Only one Flow can be active for a contact at a time. If a contact already has an active run, the runner advances that run rather than starting a new one.

Fallback policy

When a contact sends a reply that does not match any button or list row in a send_buttons or send_list node, the runner applies the Flow’s fallback policy:
SettingOptions
on_unknown_replyreprompt — re-send the prompt; handoff — hand off to a human; ignore — discard and wait
max_repromptsNumber of reprompt attempts before on_exhaust applies (default: 2)
on_timeout_hoursHours before a stale run is swept as timed_out (default: 24)
on_exhausthandoff or end — what to do once max_reprompts is reached
The default policy is: reprompt up to 2 times, then hand off, and time out stale runs after 24 hours.

Building a Flow

1

Create a new Flow

Go to Flows in the sidebar and click New flow. The dialog gives you the option to start blank or clone one of the pre-built templates (Welcome menu, FAQ bot, Lead capture).
2

Add nodes on the canvas

The builder uses a node canvas powered by @xyflow/react. Click Add node to insert a node of any type. Each node opens an inline config form where you set the message text, button labels, variable keys, and routing targets.
3

Connect nodes with edges

Every routing target (next_node_key, per-button next_node_key, true_next, false_next) is expressed as the stable string node_key of the destination node — not a UUID — so Flows can be cloned or templated without rewriting references. The builder’s visual canvas wires these as edges between node cards.
4

Validate

The live validator runs at save time and catches missing edges, orphaned nodes, or nodes with no route to end/handoff. Validation issues are clickable: clicking a warning jumps to and highlights the offending node.
5

Activate

Set the Flow status to Active. The runner immediately begins matching the Flow’s trigger against new inbound messages.
Meta enforces hard limits on interactive message types: button messages are capped at 3 buttons, and list messages are capped at 10 rows total across all sections. The Wacrm validator and the Meta API layer both enforce these limits — exceeding them at save time produces a validation error; exceeding them at send time returns a Meta API error in the run events log.

Flow run history

Every execution of a Flow is recorded as a flow_run row, and every step the runner takes is written as a flow_run_event. To inspect the execution history for a specific Flow:
  1. Open Flows in the sidebar.
  2. Click the Flow you want to inspect.
  3. Select the Runs tab — or navigate directly to /flows/[id]/runs.
Each run entry shows the contact, the start and end timestamps, the final status (completed, handed_off, timed_out, paused_by_agent, or failed), and a step-by-step event log including which node was active at each point.

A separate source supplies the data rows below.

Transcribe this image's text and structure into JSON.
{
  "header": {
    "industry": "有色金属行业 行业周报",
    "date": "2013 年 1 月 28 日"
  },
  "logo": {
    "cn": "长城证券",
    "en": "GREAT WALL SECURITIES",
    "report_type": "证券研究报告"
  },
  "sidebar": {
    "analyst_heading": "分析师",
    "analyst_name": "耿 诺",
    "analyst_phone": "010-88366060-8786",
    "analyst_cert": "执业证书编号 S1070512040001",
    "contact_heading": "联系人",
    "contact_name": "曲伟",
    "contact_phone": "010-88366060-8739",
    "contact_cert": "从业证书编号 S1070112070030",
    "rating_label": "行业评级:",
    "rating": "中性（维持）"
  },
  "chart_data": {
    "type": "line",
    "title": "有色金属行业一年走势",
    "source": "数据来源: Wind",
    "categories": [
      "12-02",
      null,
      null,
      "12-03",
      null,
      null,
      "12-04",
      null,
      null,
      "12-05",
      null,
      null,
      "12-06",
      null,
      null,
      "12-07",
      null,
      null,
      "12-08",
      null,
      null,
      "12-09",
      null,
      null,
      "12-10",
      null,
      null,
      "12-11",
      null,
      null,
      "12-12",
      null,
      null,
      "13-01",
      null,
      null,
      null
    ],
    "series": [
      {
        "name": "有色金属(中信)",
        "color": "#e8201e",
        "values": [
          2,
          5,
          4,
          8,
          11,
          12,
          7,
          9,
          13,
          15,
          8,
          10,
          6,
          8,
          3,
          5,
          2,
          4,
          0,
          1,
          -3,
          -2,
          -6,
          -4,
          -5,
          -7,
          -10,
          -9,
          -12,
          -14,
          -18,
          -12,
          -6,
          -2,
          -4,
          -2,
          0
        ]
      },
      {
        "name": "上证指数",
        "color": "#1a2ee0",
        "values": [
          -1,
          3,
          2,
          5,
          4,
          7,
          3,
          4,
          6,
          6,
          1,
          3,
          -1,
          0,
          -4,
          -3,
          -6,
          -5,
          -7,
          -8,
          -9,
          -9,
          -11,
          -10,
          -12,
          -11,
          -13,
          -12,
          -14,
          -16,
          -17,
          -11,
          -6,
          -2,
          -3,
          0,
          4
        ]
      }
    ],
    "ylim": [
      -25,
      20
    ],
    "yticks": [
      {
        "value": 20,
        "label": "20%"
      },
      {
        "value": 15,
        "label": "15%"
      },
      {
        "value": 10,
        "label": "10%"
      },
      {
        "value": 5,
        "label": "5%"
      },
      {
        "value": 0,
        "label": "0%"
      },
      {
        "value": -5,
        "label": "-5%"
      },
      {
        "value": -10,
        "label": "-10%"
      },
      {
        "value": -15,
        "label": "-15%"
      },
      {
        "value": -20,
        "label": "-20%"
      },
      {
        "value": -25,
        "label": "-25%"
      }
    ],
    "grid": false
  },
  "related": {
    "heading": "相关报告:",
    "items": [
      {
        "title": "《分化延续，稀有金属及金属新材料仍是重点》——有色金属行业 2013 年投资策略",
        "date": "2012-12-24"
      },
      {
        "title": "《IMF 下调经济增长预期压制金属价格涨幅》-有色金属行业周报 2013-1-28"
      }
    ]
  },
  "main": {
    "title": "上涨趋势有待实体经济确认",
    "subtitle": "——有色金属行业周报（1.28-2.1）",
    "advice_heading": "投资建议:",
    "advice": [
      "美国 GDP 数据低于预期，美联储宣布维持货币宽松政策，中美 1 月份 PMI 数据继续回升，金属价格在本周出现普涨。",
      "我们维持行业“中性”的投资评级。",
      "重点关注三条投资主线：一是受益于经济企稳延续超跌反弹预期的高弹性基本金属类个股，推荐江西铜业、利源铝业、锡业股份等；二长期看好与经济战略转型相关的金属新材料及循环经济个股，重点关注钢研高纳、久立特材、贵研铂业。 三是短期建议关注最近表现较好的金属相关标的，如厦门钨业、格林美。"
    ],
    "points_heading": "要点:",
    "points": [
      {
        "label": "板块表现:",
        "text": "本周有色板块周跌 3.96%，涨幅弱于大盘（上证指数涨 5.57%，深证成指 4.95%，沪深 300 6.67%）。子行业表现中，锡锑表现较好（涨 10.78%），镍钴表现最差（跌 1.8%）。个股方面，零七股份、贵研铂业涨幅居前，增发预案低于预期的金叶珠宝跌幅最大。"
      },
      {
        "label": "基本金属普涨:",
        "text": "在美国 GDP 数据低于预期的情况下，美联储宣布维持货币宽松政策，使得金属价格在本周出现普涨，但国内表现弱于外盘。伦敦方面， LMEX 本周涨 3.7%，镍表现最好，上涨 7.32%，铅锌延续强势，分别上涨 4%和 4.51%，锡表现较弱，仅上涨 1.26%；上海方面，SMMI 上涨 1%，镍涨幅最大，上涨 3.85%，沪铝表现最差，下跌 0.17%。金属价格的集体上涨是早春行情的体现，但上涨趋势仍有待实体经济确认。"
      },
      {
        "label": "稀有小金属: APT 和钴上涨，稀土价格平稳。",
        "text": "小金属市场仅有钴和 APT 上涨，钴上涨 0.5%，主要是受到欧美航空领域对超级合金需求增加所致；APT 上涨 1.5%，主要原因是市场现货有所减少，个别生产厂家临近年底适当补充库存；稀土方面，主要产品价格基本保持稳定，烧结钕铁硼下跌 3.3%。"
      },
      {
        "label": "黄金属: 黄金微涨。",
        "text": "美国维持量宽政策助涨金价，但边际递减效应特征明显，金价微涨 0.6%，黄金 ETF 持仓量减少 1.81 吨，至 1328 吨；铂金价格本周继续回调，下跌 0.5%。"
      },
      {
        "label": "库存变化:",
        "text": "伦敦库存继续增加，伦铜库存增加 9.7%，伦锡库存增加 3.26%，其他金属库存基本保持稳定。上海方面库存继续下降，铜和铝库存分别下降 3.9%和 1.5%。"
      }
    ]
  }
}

Relationship to Automations and the AI bot

Flows always take priority over both Automations and the AI auto-reply bot. The inbound webhook checks active Flows first:
  • If a Flow consumes the message (either by advancing an existing active run or starting a new one), Automations do not fire on that message and the AI bot does not run.
  • Only if no Flow handles the message does the automation engine evaluate its triggers, followed by the AI bot for any remaining unassigned messages.
This priority ordering means you can run Flows and Automations side by side without the two systems interfering with each other — a contact mid-flow will not receive an out-of-office auto-reply from an Automation at the same time.
The stale-run sweep at GET /api/flows/cron clears abandoned runs once their on_timeout_hours threshold passes. It reuses the same AUTOMATION_CRON_SECRET as the automations cron — a single pinger hitting both endpoints keeps both systems healthy.